Con algunas dificultades llegamos a Génova al día siguiente, luego de estar bloqueados seis horas en una estación de trenes por arreglos en las vías. Las estrechas callecitas en medio de los altos edificios le conferían a la ciudad una onda antigua y particular. La iglesia más famosa no era tan espectacular, pero me encantaron sus también famosos leones esculpidos en mármol. Siempre me han gustado los leones, no sé por qué.

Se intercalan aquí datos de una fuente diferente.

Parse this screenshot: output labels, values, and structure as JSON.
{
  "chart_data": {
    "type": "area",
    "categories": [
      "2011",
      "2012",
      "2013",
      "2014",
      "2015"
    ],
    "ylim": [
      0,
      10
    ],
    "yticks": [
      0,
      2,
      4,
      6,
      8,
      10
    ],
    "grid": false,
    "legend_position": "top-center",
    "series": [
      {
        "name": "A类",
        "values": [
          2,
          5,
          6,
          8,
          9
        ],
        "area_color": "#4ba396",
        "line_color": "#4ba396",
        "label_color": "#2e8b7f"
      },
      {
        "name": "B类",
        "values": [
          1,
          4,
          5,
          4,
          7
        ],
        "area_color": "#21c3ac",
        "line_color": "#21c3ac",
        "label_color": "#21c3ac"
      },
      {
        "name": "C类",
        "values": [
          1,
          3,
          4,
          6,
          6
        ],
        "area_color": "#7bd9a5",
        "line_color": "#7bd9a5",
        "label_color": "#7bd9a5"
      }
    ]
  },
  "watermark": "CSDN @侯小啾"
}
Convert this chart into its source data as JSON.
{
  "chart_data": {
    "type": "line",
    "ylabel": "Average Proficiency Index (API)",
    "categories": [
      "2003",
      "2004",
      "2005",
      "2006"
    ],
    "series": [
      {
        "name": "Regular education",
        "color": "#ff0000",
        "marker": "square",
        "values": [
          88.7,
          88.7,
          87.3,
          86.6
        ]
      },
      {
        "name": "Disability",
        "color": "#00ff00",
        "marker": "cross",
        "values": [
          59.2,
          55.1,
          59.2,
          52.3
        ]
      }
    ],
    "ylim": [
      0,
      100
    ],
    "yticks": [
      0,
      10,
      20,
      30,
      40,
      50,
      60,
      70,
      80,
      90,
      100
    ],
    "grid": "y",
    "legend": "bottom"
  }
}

El puerto tenía esa mezcla de lo antiguo y lo nuevo, con una réplica de la carabela de Colón que ya nadie pesca por un lado, y la réplica de un galeón que Roman Polansky mandó hacer para una película hace varios años y que, flanqueando la entrada del moderno acuario de la ciudad, se estaba empezando a caer en pedazos. Hay ciudades más bonitas e interesantes en la zona, pero me dolía la espalda y andar con las cosas a cuestas no era ningún chiste así es que decidimos reducir nuestra estadía en la ribera de Liguria.
Acorto el cuento. Luego de una par de peripecias nos las arreglamos para llegar a Basilea donde Algirdas, uno de mis grandes amigos, nos esperaba con su extraordinaria hospitalidad. La ciudad, atravesada por el Rhin y sus grandes barcos de crucero, resultó ser muy organizada, limpia y agradable de recorrer.